I have (in the main) enjoyed helping others to improve their presentations, and over the years have listened to people who have played with the full spectrum of my emotions. Plenty have made me laugh, a few got me almost into tears, lots made me proud and a couple of them were so awful I wanted to pull my own teeth out.
During a course last week I found myself wondering what the critical errors are. I couldn’t let go of the question until I had worked out the answer, and I thought I’d share it with you. I hope it gets you thinking too. These are not in priority order.
1. Turn your PowerPoint into a crutch. Fill the slides with text, as you would a Word document (so you can make sure you don’t leave out anything.) Then stand there and read it to them like a voice over narrator. They read at 450 words per minute, you talk at 150 words per minute, so you can guarantee that for 2/3rds of your presentation they are sitting there waiting for you to get to the next slide.
2. Be your own Questions Policeman. Don’t allow any until the end. This way you can over-run, reducing still further the 1% of time you have allocated to them. This technique keeps those nasty little clarification questions under control, meaning you won’t have to think on your feet, and your questioner who does not understand (because you didn’t explain it well enough) has a “tune out now” ticket.
3. Be a mind reader. Lock your presentation down well in advance and turn up ready to get them to “open wide ‘cos here it comes”. Do not allow for the possibility that they might be interested in something slightly fine tuned to their needs. Yours is a globally successful format which will translate well to all cultures and does not need to take account of local niceties. Your audience is there to receive, and have the presentation “done” to them.
4. Keep the lid on emotion. Emotions are for wimps. Pack your presentation with facts, figures, logic: lots of manly Left Brain stuff, and your job is done. Do not take account of the fact that we all decide emotionally and justify with logic afterwards. That way no one will remember anything about what you said, let alone take action of any sort. And you won’t risk the possibility of people actually enjoying themselves. Heaven forbid! That would be unprofessional.
5. Do your statue impression. You are there to communicate, not to act. Therefore remain rooted to the same carpet square throughout, and imagine someone has handcuffed your hands behind your back, otherwise they will spin hopelessly out of control above your head. Oh, and whatever you do, don’t tell your face that this solution is going to change peoples’ lives. Make it look and sound like you are reading out a list of parts for a breadmaker.
6. Don’t sell it to them. You are there to tell, not sell. So don’t bother to find anything of personal relevance to the victims in the room. Then you can give them every reason to tune out within 5 minutes and they can get on with something more worthwhile, ie doing their emails. At least they won’t come away saying it was a complete waste of time, and you can continue to perpetrate the myth that people can multi- task (or more like multi – mess up).

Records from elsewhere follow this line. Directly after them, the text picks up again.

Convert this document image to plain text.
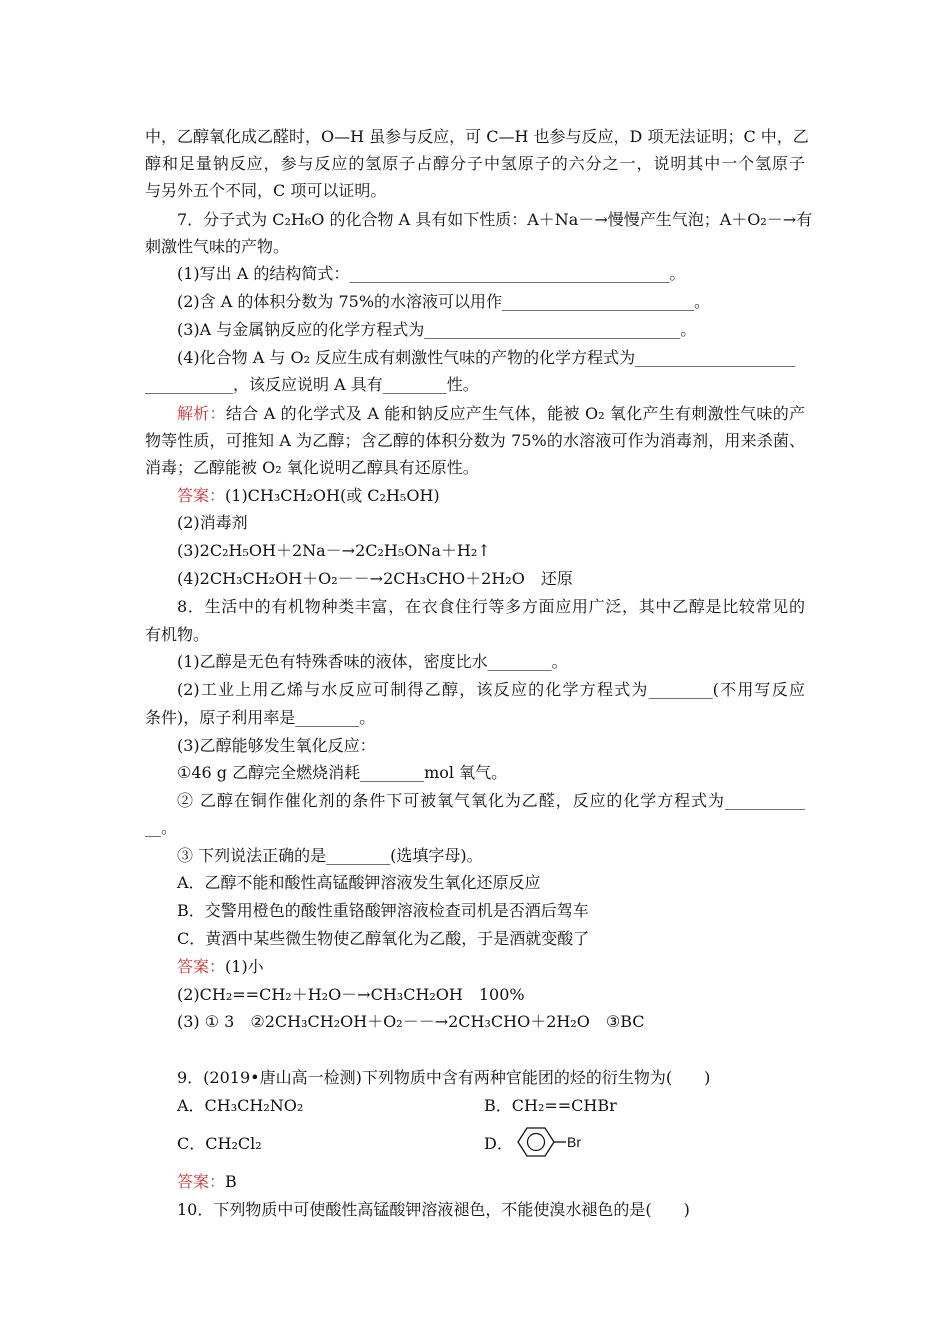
中，乙醇氧化成乙醛时，O—H 虽参与反应，可 C—H 也参与反应，D 项无法证明；C 中，乙
醇和足量钠反应，参与反应的氢原子占醇分子中氢原子的六分之一，说明其中一个氢原子
与另外五个不同，C 项可以证明。
7．分子式为 C₂H₆O 的化合物 A 具有如下性质：A＋Na－→慢慢产生气泡；A＋O₂－→有
刺激性气味的产物。
(1)写出 A 的结构简式：________________________________________。
(2)含 A 的体积分数为 75%的水溶液可以用作________________________。
(3)A 与金属钠反应的化学方程式为________________________________。
(4)化合物 A 与 O₂ 反应生成有刺激性气味的产物的化学方程式为____________________
___________，该反应说明 A 具有________性。
解析：结合 A 的化学式及 A 能和钠反应产生气体，能被 O₂ 氧化产生有刺激性气味的产
物等性质，可推知 A 为乙醇；含乙醇的体积分数为 75%的水溶液可作为消毒剂，用来杀菌、
消毒；乙醇能被 O₂ 氧化说明乙醇具有还原性。
答案：(1)CH₃CH₂OH(或 C₂H₅OH)
(2)消毒剂
(3)2C₂H₅OH＋2Na－→2C₂H₅ONa＋H₂↑
(4)2CH₃CH₂OH＋O₂－－→2CH₃CHO＋2H₂O　还原
8．生活中的有机物种类丰富，在衣食住行等多方面应用广泛，其中乙醇是比较常见的
有机物。
(1)乙醇是无色有特殊香味的液体，密度比水________。
(2)工业上用乙烯与水反应可制得乙醇，该反应的化学方程式为________(不用写反应
条件)，原子利用率是________。
(3)乙醇能够发生氧化反应：
①46 g 乙醇完全燃烧消耗________mol 氧气。
② 乙醇在铜作催化剂的条件下可被氧气氧化为乙醛，反应的化学方程式为__________
__。
③ 下列说法正确的是________(选填字母)。
A．乙醇不能和酸性高锰酸钾溶液发生氧化还原反应
B．交警用橙色的酸性重铬酸钾溶液检查司机是否酒后驾车
C．黄酒中某些微生物使乙醇氧化为乙酸，于是酒就变酸了
答案：(1)小
(2)CH₂==CH₂＋H₂O－→CH₃CH₂OH　100%
(3) ① 3　②2CH₃CH₂OH＋O₂－－→2CH₃CHO＋2H₂O　③BC
9．(2019•唐山高一检测)下列物质中含有两种官能团的烃的衍生物为(　　)
A．CH₃CH₂NO₂	B．CH₂==CHBr
C．CH₂Cl₂	D．	Br
答案：B
10．下列物质中可使酸性高锰酸钾溶液褪色，不能使溴水褪色的是(　　)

7. Make sure they come out brain dead. Take no account of Cognitive Overload, which kicks in after item 5. Give them full value for money, and cram them hard for at least one hour. Give them 27 things to remember, don’t bother to make it memorable, don’t summarise and keep your most important stuff until the end, when all they want is their lunch and they are begging you mentally to go away and die.
How many of these do you recognise? I’d love to hear your favourite bad habits, and am considering compiling them into a Presenter’s Bible. Please post your comments here for all to see.
Oh, and by the way, I once saw someone drink two full litre bottles of water whilst making a 20 minute presentation. Can anyone beat that?
I was considering writing a 5 page narration but after reading this decided otherwise and opted to play a bit with emotions…
How on earth all of this occured to you precisely the week you delivered a course to me and my team?!… I’m honoured!… As much as they will be I’m sure… ;o))
Mike,
This post is brilliant- I have recently been asked to review a clients internal trainers, and having sat through a 3 days of all of the above I will be using your advice and experience to help them deliver better training outcomes. Thank you for posting
Regards
There’s a great article “I came, I saw, I spoke” in the Mail on Sunday Live section today (21/11/2010). It’s by Simon Lancaster a former Whitehall Chief speechwriter and it cites Aristotle (Ethos, Pathos and Logos), Cicero and Quintilian (Tricolon), with the final exhortation to “Be Yourself”. Some great words of wisdom.
Dave Loewy
Engaging Wisdom Ltd
Turn off the lights so that your PowerPoint presentation shines more brightly. The audience cannot see you except when you walk in front of the beam, so you are a disembodied voice from the darkness. Never fails to underwhelm.
Hi Micheal,
I have seen more of 1,4, and 7. I personally think I am a victim of number 3, I do prepare well but maybe I fail to take into account what is expected of me and rather focus too much on what I want to deliver.
Thanks for a nice read. My personal takeaway from this article would be that people decide emotionally and then justify with logic after wards. Do you have something on how to be able to connect well with people emotionally?